A disjoint route-sets approach to design of path-protecting p-cycle networks

Recent work has proposed the concept of failure-independent path-protecting (FIPP) p-cycles as a pre-connected, failure independent, path-protecting network architecture [A. Kodian, W. D. Grover (2005)]. FIPP p-cycles extend p-cycles by adding the property, like shared backup path protection (SBPP), of providing end-to-end failure independent path switching against either span or node failures. Especially in a transparent or translucent optical network, the property of pre-cross-connection of protection paths can be even more important than just increasing restoration-speed: when optical protection paths are pre-cross-connected, they can be guaranteed in advance to work when required.
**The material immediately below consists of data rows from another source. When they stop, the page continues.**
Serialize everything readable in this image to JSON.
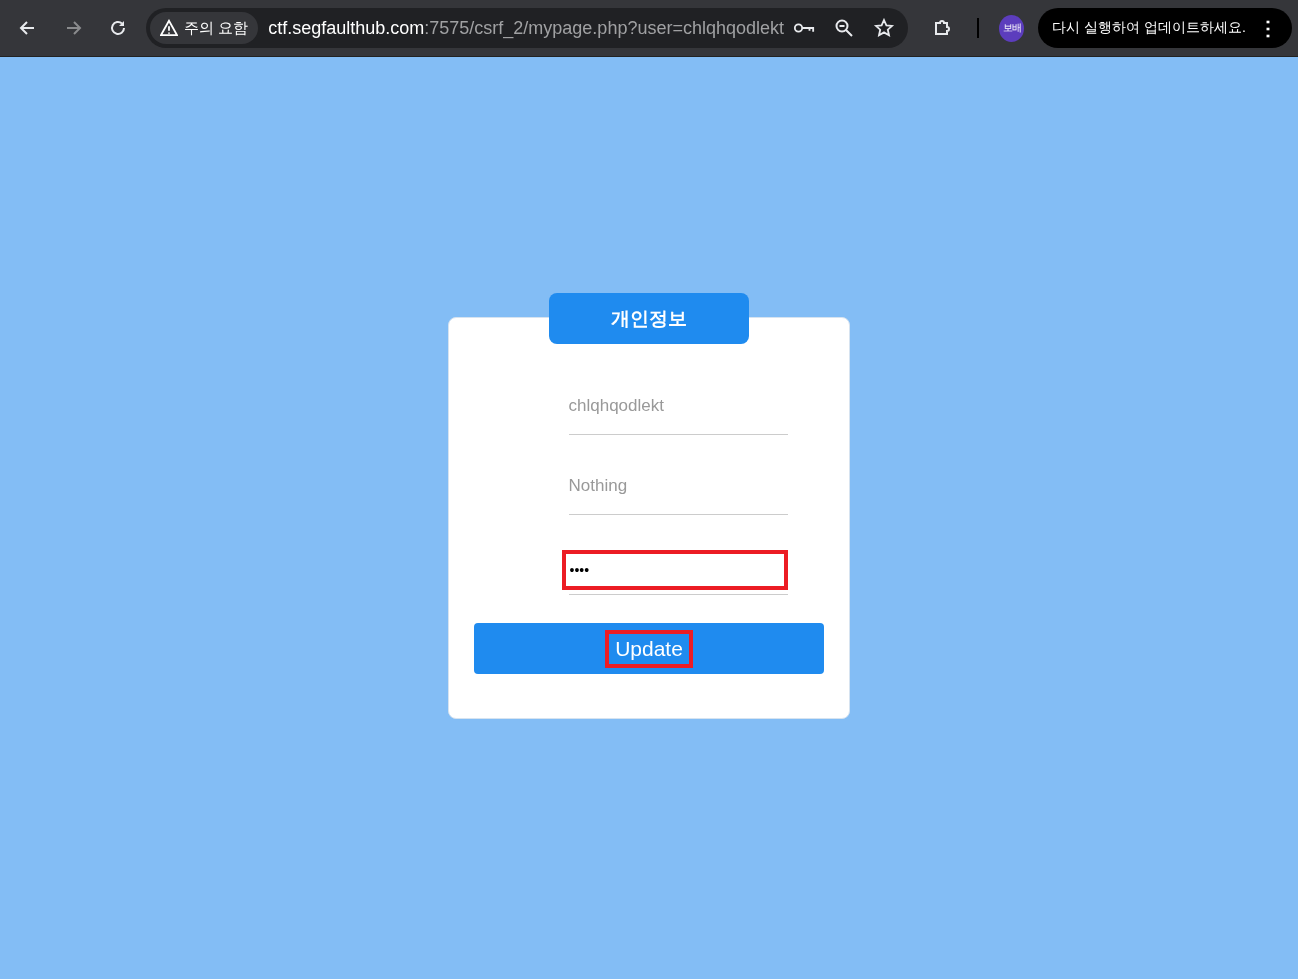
{
  "browser": {
    "security_chip": "주의 요함",
    "url_host": "ctf.segfaulthub.com",
    "url_rest": ":7575/csrf_2/mypage.php?user=chlqhqodlekt",
    "profile": "보배",
    "update_prompt": "다시 실행하여 업데이트하세요.",
    "menu_glyph": "⋮"
  },
  "card": {
    "title": "개인정보",
    "fields": [
      {
        "kind": "text",
        "placeholder": "chlqhqodlekt",
        "highlighted": false
      },
      {
        "kind": "text",
        "placeholder": "Nothing",
        "highlighted": false
      },
      {
        "kind": "password",
        "value": "••••",
        "highlighted": true
      }
    ],
    "button": {
      "label": "Update",
      "highlighted": true
    }
  }
}
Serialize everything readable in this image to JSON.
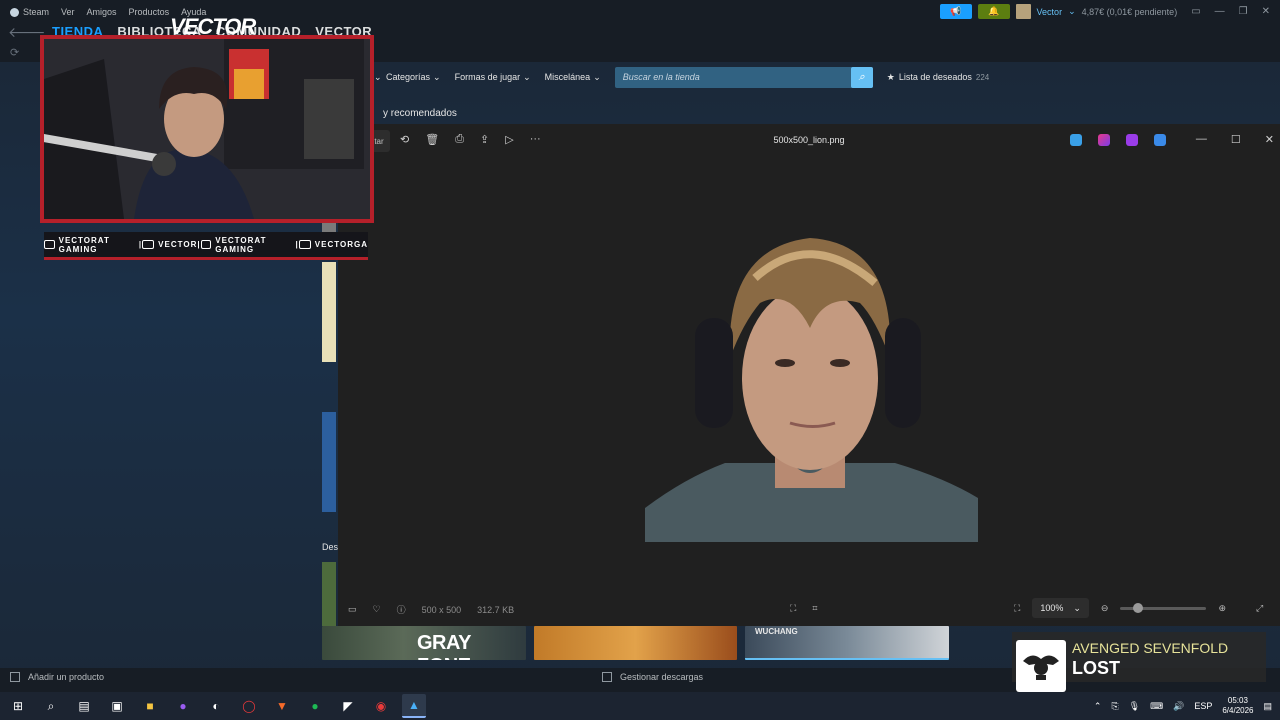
{
  "steam": {
    "menu": [
      "Steam",
      "Ver",
      "Amigos",
      "Productos",
      "Ayuda"
    ],
    "tabs": [
      "TIENDA",
      "BIBLIOTECA",
      "COMUNIDAD",
      "VECTOR"
    ],
    "user": "Vector",
    "wallet": "4,87€ (0,01€ pendiente)",
    "store_nav": [
      "Categorías",
      "Formas de jugar",
      "Miscelánea"
    ],
    "search_placeholder": "Buscar en la tienda",
    "wishlist_label": "Lista de deseados",
    "wishlist_count": "224",
    "section_title": "y recomendados",
    "left_label": "Des",
    "add_product": "Añadir un producto",
    "downloads": "Gestionar descargas",
    "banners": [
      "GRAY ZONE",
      "WUCHANG"
    ]
  },
  "viewer": {
    "filename": "500x500_lion.png",
    "dimensions": "500 x 500",
    "filesize": "312.7 KB",
    "zoom": "100%",
    "zoom_level": 0.15,
    "left_button": "tar",
    "icons": [
      "rotate-icon",
      "delete-icon",
      "print-icon",
      "share-icon",
      "slideshow-icon",
      "more-icon"
    ]
  },
  "stream": {
    "title": "VECTOR",
    "socials": [
      {
        "icon": "youtube-icon",
        "label": "VECTORAT GAMING"
      },
      {
        "icon": "twitch-icon",
        "label": "VECTOR"
      },
      {
        "icon": "twitter-icon",
        "label": "VECTORAT GAMING"
      },
      {
        "icon": "instagram-icon",
        "label": "VECTORGA"
      }
    ]
  },
  "now_playing": {
    "artist": "AVENGED SEVENFOLD",
    "song": "LOST"
  },
  "taskbar": {
    "lang": "ESP",
    "time": "05:03",
    "date": "6/4/2026"
  }
}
FIPP p-cycles therefore offer a fully pre-connected, alternative to SBPP in which protection paths must be assembled on the fly from spare wavelength channels. Design results from small networks in [A. Kodian, W. D. Grover (2005)] showed that FIPP p-cycle designs can be as efficient as SBPP but it is very difficult to design larger networks using the ILP design model in [A. Kodian, W. D. Grover (2005)]. We now develop a new ILP model and a related heuristic method for FIPP p-cycle design that produces network designs with much faster runtimes. Results indicate that the heuristic generates FIPP p-cycle designs that have total capacity costs within 10-18% of optimally designed SBPP solutions.